India: Supreme Court says that mere reference to the 1940 Arbitration Act will not render the entire Arbitration Agreement invalid

August 20, 2018
Supreme High Court

Source: www.sci.gov.in

Brief Facts

  • Purrushottam s/o Tulsiram Badwaik (herein after referred to as the “Appellant”) and Anil (herein after referred to as the Respondent) entered into a partnership agreement dated November 9, 2005. Clause 15 of the said partnership agreement was as under-
    “15) That in case of any dispute between the partners as regards interpretation of this Deed or any other matter connected with the partnership business, the same shall be referred to for arbitration in accordance with the provisions of Indian Arbitration Act, 1940, and the decision of the Arbitrator shall be final and binding on all the partners.”
  • In April 2014, the Respondents filed a civil suit for declaration, damages, accounts and permanent injunction against the Appellant.
  • After receipt of the notice, the Appellant preferred an application under Section 8 of the Arbitration Act, 1996 (hereinafter referred to as the “1996 Act”) to refer the dispute to arbitration in the view of the aforementioned clause 15 of the partnership agreement.
  • The Trial Court rejected the application and held that the aforesaid Clause 15 was vague, since there was no reference as to who the arbitrator should be, and how should the arbitrators be selected further.
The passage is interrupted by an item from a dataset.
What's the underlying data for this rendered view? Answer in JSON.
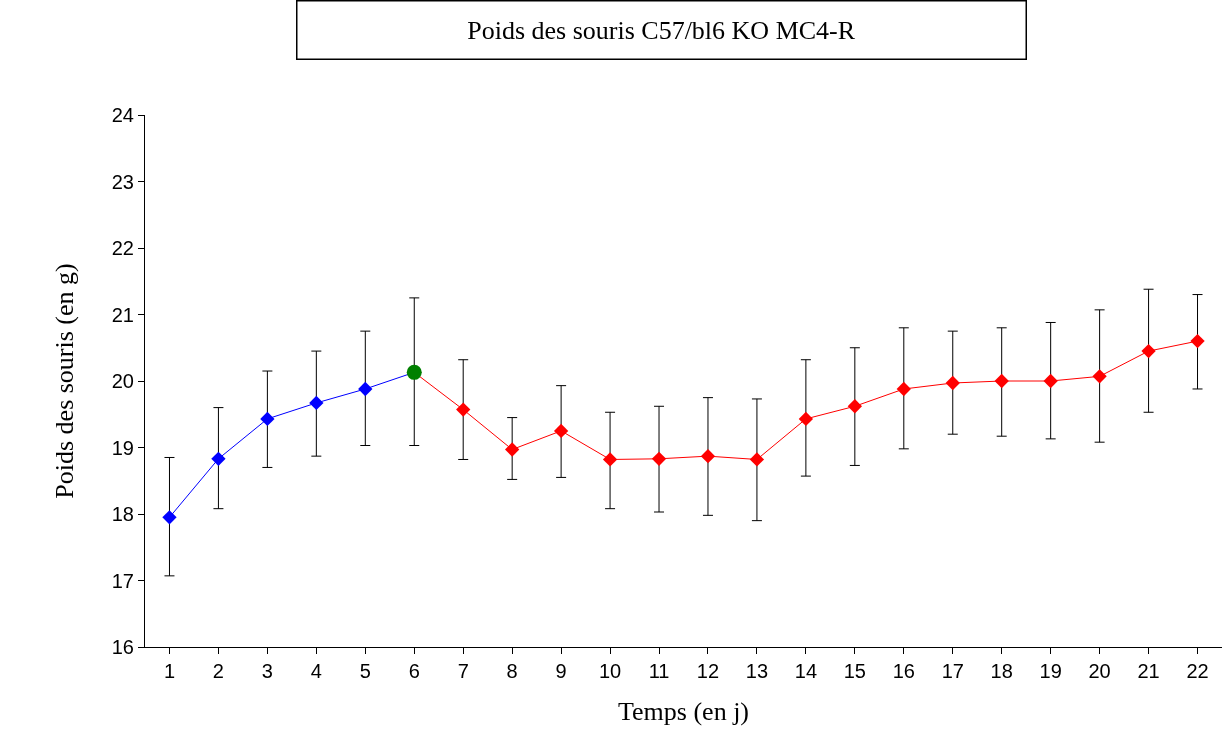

The dispute did not form subject matter of agreement within the meaning of Section 8 of 1996 Act.
  • The Appellant then filed a civil revision application in the High Court. The High Court rejected the challenge and the dismissed the application relying on a portion of the decision of Supreme Court in Thyssen Stahlunion GMBH v. Steel Authority of India Ltd. The High Court took the view that the relevant Clause 15 indicated an agreement between the parties to refer the disputes to arbitration as per provisions of the Indian Arbitration Act, 1940, (hereinafter referred to as the “1940 Act”) although the Partnership Agreement was entered into much after the enactment of 1996 Act.
  • The Appellant challenged the order of the High Court before the Supreme Court in this appeal.

Contentions of Appellant

  • It was contended by the Learned Counsel for the Appellant that the reference to the 1940 Act in the partnership deed dated November 09, 2005, has to be necessarily referred to the Arbitration process, as prevalent on the date of signing of the Agreement.
  • It was further submitted that the mention of 1940 Act will not defeat the intention of the parties to go for arbitration as a dispute resolution mechanism.

Contentions of Respondent

  • Mr. Amol Nirmalkumar Suryawanshi, the advocate appearing on behalf of the Respondents submitted, that the question as to whether the relationship between the parties would be governed by the 1940 Act or the 1996 Act was so fundamental, that any mistakes in that behalf would invalidate the entire arbitration clause and as such there could not be any reference to arbitration at all. Therefore, the Courts were justified in rejecting the submissions advanced by the Appellant.

Court’s View

  • The Court held that all the requirements of an arbitration agreement as mentioned in Section 7 of the 1996 Act were satisfied in the present matter.
  • While deciding the question as to whether the reference made to the 1940 Act will have any bearing, the Court considered Section 85 of the 1996 Act, wherein sub section (2) stipulates that “notwithstanding such repeal the provisions of 1996 Act would apply in relation to arbitral proceedings which commenced on or after 1996 Act came into force.”
  • Relying on the M.M.T.C. Limited v. Sterlite Industries (India) Ltd decision, the Court inferred that the date of commencement of the arbitral proceedings was crucial and if such commencement was after 1996 Act had come into force, the provisions of the 1996 Act would govern the situation.
  • The Court opined that the correct approach would be in promoting the object of implementing the scheme of alternate dispute resolution, as submitted in MMTC Ltd. case. “It would be farfetched to come to the conclusion that there could be no arbitration at all” the Court further held.
  • The Court took a view that for the purposes of the applicability of 1996 Act it is material that there is an agreement between the parties to refer the disputes to arbitration. If there is such an arbitration agreement which satisfies the requirements of Section 7 of 1996 Act, and if no arbitral proceeding had commenced before 1996 Act came into force, the matter would be completely governed by the provisions of 1996 Act. Any reference to 1940 Act, in the arbitration agreement would be of no consequence and the matter would be referred to arbitration only in terms of 1996 Act consistent with the basic intent of the parties to refer the disputes to arbitration.
  • The Supreme Court thus set aside the order and judgement passed by the High Court and accepted the appeal preferred by the Appellant.
  • It ordered that the matter will be dealt by the trial court in accordance with Section 8 of the 1996 Act for effectuating the arbitration agreement. It further directed the Chief Justice of the High Court to appoint a third arbitrator under Section 11(4)(b) of the 1996 Act due to the failure of the two appointed arbitrators (by the parties) to appoint the third arbitrator within thirty days from the date of their appointments.